De acordo com o levantamento, dentre os 686 casos de comunidades, ocupações e favelas afetadas por processos de remoção, pouco mais da metade concentra-se na cidade de São Paulo.

Outras cidades da região metropolitana da capital também aparecem com grande concentração de casos, como Guarulhos, Osasco, São Bernardo do Campo, Francisco Morato, Embu das Artes e outras. No interior do estado, Ribeirão Preto também apresenta uma grande concentração de casos, sendo o segundo município com o maior número de casos.

“Existe um plano arquitetado pelo Ricardo Nunes e pelo Tarcísio, principalmente, mas junto com os seus membros de governo, numa política bastante alinhada ao fascismo de atacar o povo pobre e trabalhador”, observa Victoria Magalhães, integrante do MLB – Movimento de Luta nos Bairros, Vilas e Favelas, um dos coletivos participantes da manifestação.

Ela destaca que isso começa pela expulsão do povo da região central da cidade, um plano para passar o território para a especulação imobiliária.

“É um plano de entregar as áreas existentes na cidade para a construção de empreendimentos e fazer dinheiro em cima dos locais onde o povo mora, resiste e vive há anos”, avalia.

Violência policial

Irene conta que, para garantir que as remoções ocorram, a Polícia Militar de São Paulo e a Guarda Civil Metropolitana (GCM) têm empregado violência brutal em desocupações, incluindo despejos sem ordem judicial, invasão de domicílio, ameaças e coação a moradores, com uso de bombas e truculência excessiva.

“Com avanço dos interesses econômicos por trás da expulsão de pessoas, o poder público tem lançado mão do uso de uma brutal violência policial. Os despejos estão acontecendo de forma truculenta para fazer acontecer na força essas remoções sem observar os protocolos que o Conselho Nacional de Justiça estabeleceu para situações de despejos, além de expedientes de criminalização das comunidades, como a gente viu com muita força no caso da Favela do Moinho”, explica Irene.

Em resposta a isso, os movimentos organizaram-se para protocolar denúncias e entregar ofícios na Prefeitura de São Paulo, Secretaria de Segurança Pública do Estado, Ministério Público Estadual e no Tribunal de Justiça de São Paulo.

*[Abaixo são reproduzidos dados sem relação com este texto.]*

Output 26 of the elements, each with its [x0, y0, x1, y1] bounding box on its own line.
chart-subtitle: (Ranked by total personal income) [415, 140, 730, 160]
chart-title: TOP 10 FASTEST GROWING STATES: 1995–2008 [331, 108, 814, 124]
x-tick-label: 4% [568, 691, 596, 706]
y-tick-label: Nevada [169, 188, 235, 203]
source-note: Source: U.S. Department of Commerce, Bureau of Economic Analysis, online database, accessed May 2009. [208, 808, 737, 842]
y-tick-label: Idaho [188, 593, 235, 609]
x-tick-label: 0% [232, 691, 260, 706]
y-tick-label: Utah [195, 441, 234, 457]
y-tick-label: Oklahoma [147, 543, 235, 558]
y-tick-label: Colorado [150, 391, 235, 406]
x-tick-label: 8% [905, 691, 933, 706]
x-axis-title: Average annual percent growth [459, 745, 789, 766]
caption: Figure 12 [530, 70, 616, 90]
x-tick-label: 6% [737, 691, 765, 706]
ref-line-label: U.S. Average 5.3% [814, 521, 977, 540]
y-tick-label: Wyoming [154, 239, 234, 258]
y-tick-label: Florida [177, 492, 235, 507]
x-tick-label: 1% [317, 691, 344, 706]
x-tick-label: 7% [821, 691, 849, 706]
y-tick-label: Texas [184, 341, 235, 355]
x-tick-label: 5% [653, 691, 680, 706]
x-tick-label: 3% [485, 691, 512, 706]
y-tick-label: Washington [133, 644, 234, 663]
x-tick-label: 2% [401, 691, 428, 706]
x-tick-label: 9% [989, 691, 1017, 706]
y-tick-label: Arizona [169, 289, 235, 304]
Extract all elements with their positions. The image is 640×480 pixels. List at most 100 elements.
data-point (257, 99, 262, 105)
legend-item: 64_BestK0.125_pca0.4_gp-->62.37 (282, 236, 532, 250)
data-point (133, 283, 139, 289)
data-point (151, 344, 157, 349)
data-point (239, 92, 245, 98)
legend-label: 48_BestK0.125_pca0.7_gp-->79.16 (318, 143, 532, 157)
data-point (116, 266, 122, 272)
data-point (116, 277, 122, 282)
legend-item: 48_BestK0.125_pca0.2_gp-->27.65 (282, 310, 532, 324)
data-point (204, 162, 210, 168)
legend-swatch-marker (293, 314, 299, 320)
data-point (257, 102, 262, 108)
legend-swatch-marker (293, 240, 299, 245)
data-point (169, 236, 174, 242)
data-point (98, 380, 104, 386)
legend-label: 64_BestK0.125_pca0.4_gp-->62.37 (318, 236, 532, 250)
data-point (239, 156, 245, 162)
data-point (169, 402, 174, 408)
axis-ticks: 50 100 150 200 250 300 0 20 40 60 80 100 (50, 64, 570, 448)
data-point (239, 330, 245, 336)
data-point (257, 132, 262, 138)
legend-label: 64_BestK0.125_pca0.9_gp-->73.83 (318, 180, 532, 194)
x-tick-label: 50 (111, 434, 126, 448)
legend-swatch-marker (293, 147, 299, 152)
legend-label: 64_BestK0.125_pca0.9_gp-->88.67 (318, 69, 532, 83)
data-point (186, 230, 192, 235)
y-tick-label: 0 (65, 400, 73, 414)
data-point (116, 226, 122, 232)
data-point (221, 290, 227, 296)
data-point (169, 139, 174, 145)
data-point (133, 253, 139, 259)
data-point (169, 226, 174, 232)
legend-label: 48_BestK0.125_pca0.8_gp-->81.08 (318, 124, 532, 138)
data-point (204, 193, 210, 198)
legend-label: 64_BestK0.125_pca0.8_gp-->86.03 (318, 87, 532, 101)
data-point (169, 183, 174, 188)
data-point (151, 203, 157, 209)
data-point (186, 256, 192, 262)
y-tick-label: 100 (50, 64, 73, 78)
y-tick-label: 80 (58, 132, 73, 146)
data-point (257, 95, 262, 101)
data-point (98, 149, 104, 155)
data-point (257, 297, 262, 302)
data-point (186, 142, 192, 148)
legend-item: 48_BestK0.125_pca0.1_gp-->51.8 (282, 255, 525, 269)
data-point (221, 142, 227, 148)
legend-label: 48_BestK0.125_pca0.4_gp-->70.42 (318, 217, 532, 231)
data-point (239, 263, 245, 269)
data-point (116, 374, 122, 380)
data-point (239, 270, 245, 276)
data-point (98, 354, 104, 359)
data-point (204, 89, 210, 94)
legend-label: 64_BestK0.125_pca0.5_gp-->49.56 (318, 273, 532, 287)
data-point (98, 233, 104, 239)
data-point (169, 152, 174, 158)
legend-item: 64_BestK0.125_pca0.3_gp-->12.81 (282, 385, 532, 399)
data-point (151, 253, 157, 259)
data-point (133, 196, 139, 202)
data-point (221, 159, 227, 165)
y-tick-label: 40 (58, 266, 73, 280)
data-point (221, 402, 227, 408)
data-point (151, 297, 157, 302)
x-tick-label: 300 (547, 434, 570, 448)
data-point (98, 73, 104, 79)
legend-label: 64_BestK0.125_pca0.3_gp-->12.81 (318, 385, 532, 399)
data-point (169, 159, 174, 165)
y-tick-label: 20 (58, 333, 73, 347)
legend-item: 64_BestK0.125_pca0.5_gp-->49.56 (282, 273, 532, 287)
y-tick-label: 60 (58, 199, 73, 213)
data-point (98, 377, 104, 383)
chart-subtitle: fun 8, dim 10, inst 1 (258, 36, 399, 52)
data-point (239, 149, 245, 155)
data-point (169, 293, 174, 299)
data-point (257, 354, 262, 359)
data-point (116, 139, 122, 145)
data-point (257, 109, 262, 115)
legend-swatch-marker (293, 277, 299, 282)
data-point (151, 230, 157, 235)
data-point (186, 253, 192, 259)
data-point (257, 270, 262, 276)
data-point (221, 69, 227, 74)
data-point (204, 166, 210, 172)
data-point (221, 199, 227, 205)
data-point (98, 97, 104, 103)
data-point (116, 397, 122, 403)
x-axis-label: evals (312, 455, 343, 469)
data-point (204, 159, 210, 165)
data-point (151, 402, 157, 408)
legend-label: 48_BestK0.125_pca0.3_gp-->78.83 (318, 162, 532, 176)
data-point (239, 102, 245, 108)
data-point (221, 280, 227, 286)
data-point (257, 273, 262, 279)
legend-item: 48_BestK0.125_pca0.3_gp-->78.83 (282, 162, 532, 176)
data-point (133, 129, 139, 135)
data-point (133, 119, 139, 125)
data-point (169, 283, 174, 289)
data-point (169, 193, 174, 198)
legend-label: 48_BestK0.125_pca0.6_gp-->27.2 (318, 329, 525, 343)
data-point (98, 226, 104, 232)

As principais reclamações eram direcionadas a Guilherme Derrite (PL), atual secretário de segurança pública do Estado, do governador Tarcísio de Freitas (Republicanos) e do prefeito Ricardo Nunes (MDB), que foram fortemente cobrados por políticas truculentas e higienistas.

Victoria avalia que o ato foi “bastante vitorioso”. Ela aponta que apesar das dificuldades, como a realização da manifestação em um dia útil no período da tarde, mais de 5.000 pessoas ocuparam as ruas do centro de São Paulo para deixar um claro recado aos atuais gestores da cidade e do estado: o movimento de luta por moradia está unificado.

“Se mexer com uma comunidade, vai mexer com todas. (…) Nós não vamos abaixar a cabeça, e o povo não vai abaixar a cabeça, vai ocupar a rua pelo direito de morar e contra a violência policial, em uma demonstração que não vamos aceitar nada disso e vamos resistir. Esse governo não vai ter chances contra o povo organizado pelo direito de viver minimamente”, finaliza.